Human Sciences Happy Hour in Phnom-Penh
IN MARCH 2010, wednesday 24h ...
6pm – Baitong Restaurant
(7 st 360, near Beung Keng Kang market)
“It’s Easy to Go to Phnom Penh, It is Hard to Come Back !
Cartography of Prostitutional Mobility from An Giang Province (Vietnam) to Cambodia
Nicolas LAINEZ
PhD student, Social Anthropology
Ecole des Hautes Etudes en Sciences Sociales (France)
This paper addresses cross-border mobility for the aim of prostitution between An Giang province (Mekong delta) and Cambodia. It focuses on Vietnamese women traveling without proper documentation to Phnom Penh. At first, methodology and deontology issues will be discussed. Indeed, several barriers have been encountered in the field –complex administrative procedures to obtain research permits, police surveillance, institutionalization of lie, informant's fear and distrust when talking about clandestine issues– that call into question findings validity. Secondly, routes of mobility and means of transportation will be described using data collected with brokers, human smugglers and prostitutes. Do women cross the border by river (boat, canoe) or by land (motorcycle, bus, car)? What borders do they cross? How? What are the conditions? Thirdly, the paper will consider local perceptions about Vietnamese prostitution in Phnom Penh as well as its related risks such as labor exploitation, deception, usurious indebtedness and use of violence. These dangers either real or imagined spread by brokers and transporters ground the popular saying titling this paper “It's easy to go to Phnom Penh, it is hard to come back” (Nam Vang đi dễ, khó về). Lastly, local prostitution in Châu Đốc municipality will be described, especially during the religious period of the festival of the Lady of the Realm (Sam Mountain). Indeed, a majority of informants strongly advice against migrating for prostitution to Cambodia and suggest, instead, prostituting locally or migrating for the same purpose to Ho Chi Minh City and to industrialized provinces like Bình Dương.

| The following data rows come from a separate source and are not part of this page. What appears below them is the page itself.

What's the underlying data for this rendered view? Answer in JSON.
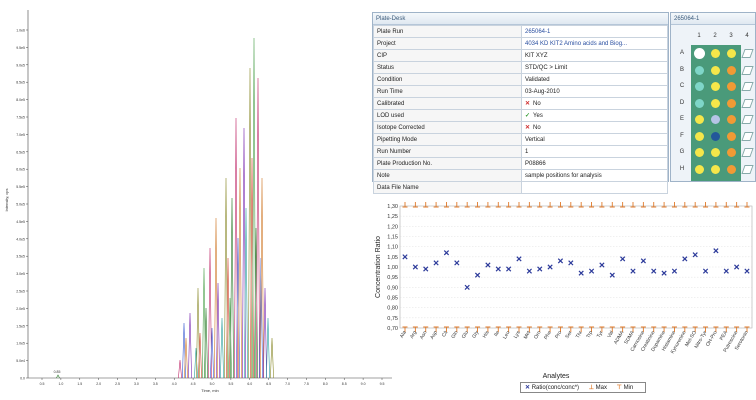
{
  "chromatogram": {
    "xlabel": "Time, min",
    "ylabel": "Intensity, cps",
    "yticks": [
      "1.0e6",
      "9.5e5",
      "9.0e5",
      "8.5e5",
      "8.0e5",
      "7.5e5",
      "7.0e5",
      "6.5e5",
      "6.0e5",
      "5.5e5",
      "5.0e5",
      "4.5e5",
      "4.0e5",
      "3.5e5",
      "3.0e5",
      "2.5e5",
      "2.0e5",
      "1.5e5",
      "1.0e5",
      "5.0e4",
      "0.0"
    ],
    "xticks": [
      "0.5",
      "1.0",
      "1.5",
      "2.0",
      "2.5",
      "3.0",
      "3.5",
      "4.0",
      "4.5",
      "5.0",
      "5.5",
      "6.0",
      "6.5",
      "7.0",
      "7.5",
      "8.0",
      "8.5",
      "9.0",
      "9.5"
    ],
    "peak_label": "0.85"
  },
  "plate_desk": {
    "title": "Plate-Desk",
    "rows": [
      {
        "key": "Plate Run",
        "value": "265064-1",
        "link": true
      },
      {
        "key": "Project",
        "value": "4034 KD KIT2 Amino acids and Biog...",
        "link": true
      },
      {
        "key": "CIP",
        "value": "KIT XYZ"
      },
      {
        "key": "Status",
        "value": "STD/QC > Limit"
      },
      {
        "key": "Condition",
        "value": "Validated"
      },
      {
        "key": "Run Time",
        "value": "03-Aug-2010"
      },
      {
        "key": "Calibrated",
        "value": "No",
        "mark": "x"
      },
      {
        "key": "LOD used",
        "value": "Yes",
        "mark": "ok"
      },
      {
        "key": "Isotope Corrected",
        "value": "No",
        "mark": "x"
      },
      {
        "key": "Pipetting Mode",
        "value": "Vertical"
      },
      {
        "key": "Run Number",
        "value": "1"
      },
      {
        "key": "Plate Production No.",
        "value": "P08866"
      },
      {
        "key": "Note",
        "value": "sample positions for analysis"
      },
      {
        "key": "Data File Name",
        "value": ""
      }
    ]
  },
  "plate_map": {
    "title": "265064-1",
    "columns": [
      "1",
      "2",
      "3",
      "4"
    ],
    "rows": [
      "A",
      "B",
      "C",
      "D",
      "E",
      "F",
      "G",
      "H"
    ],
    "wells": [
      [
        "#ffffff",
        "#f5e64a",
        "#f5e64a"
      ],
      [
        "#7fd6c8",
        "#f5e64a",
        "#f09a35"
      ],
      [
        "#7fd6c8",
        "#f5e64a",
        "#f09a35"
      ],
      [
        "#7fd6c8",
        "#f5e64a",
        "#f09a35"
      ],
      [
        "#f5e64a",
        "#b6c4e6",
        "#f09a35"
      ],
      [
        "#f5e64a",
        "#23579a",
        "#f09a35"
      ],
      [
        "#f5e64a",
        "#f5e64a",
        "#f09a35"
      ],
      [
        "#f5e64a",
        "#f5e64a",
        "#f09a35"
      ]
    ]
  },
  "chart_data": {
    "type": "scatter",
    "ylabel": "Concentration Ratio",
    "xlabel": "Analytes",
    "ylim": [
      0.7,
      1.3
    ],
    "yticks": [
      "1,30",
      "1,25",
      "1,20",
      "1,15",
      "1,10",
      "1,05",
      "1,00",
      "0,95",
      "0,90",
      "0,85",
      "0,80",
      "0,75",
      "0,70"
    ],
    "categories": [
      "Ala",
      "Arg",
      "Asn",
      "Asp",
      "Cit",
      "Gln",
      "Glu",
      "Gly",
      "His",
      "Ile",
      "Leu",
      "Lys",
      "Met",
      "Orn",
      "Phe",
      "Pro",
      "Ser",
      "Thr",
      "Trp",
      "Tyr",
      "Val",
      "ADMA",
      "SDMA",
      "Carnosine",
      "Creatinine",
      "Dopamine",
      "Histamine",
      "Kynurenine",
      "Met-SO",
      "Nitro-Tyr",
      "OH-Pro",
      "PEA",
      "Putrescine",
      "Serotonin"
    ],
    "series": [
      {
        "name": "Ratio(conc/conc*)",
        "values": [
          1.05,
          1.0,
          0.99,
          1.02,
          1.07,
          1.02,
          0.9,
          0.96,
          1.01,
          0.99,
          0.99,
          1.04,
          0.98,
          0.99,
          1.0,
          1.03,
          1.02,
          0.97,
          0.98,
          1.01,
          0.96,
          1.04,
          0.98,
          1.03,
          0.98,
          0.97,
          0.98,
          1.04,
          1.06,
          0.98,
          1.08,
          0.98,
          1.0,
          0.98
        ]
      },
      {
        "name": "Max",
        "values": [
          1.3,
          1.3,
          1.3,
          1.3,
          1.3,
          1.3,
          1.3,
          1.3,
          1.3,
          1.3,
          1.3,
          1.3,
          1.3,
          1.3,
          1.3,
          1.3,
          1.3,
          1.3,
          1.3,
          1.3,
          1.3,
          1.3,
          1.3,
          1.3,
          1.3,
          1.3,
          1.3,
          1.3,
          1.3,
          1.3,
          1.3,
          1.3,
          1.3,
          1.3
        ]
      },
      {
        "name": "Min",
        "values": [
          0.7,
          0.7,
          0.7,
          0.7,
          0.7,
          0.7,
          0.7,
          0.7,
          0.7,
          0.7,
          0.7,
          0.7,
          0.7,
          0.7,
          0.7,
          0.7,
          0.7,
          0.7,
          0.7,
          0.7,
          0.7,
          0.7,
          0.7,
          0.7,
          0.7,
          0.7,
          0.7,
          0.7,
          0.7,
          0.7,
          0.7,
          0.7,
          0.7,
          0.7
        ]
      }
    ],
    "legend": [
      "Ratio(conc/conc*)",
      "Max",
      "Min"
    ],
    "colors": {
      "ratio": "#2c3a9a",
      "limit": "#e07a2a"
    }
  }
}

This paper is based in 15-months ethnography in An Giang (from June 2008 to August 2009. It results from collaboration between the HCMC University of Social Sciences and Humanities, the University of An Giang, the NGO Alliance Anti-Trafic, the Bangkok-based Mekong Anti-Trafics Project and the Research Institute of Contemporary Southeast Asia (IRASEC). A French version of this paper will be published early January 2010.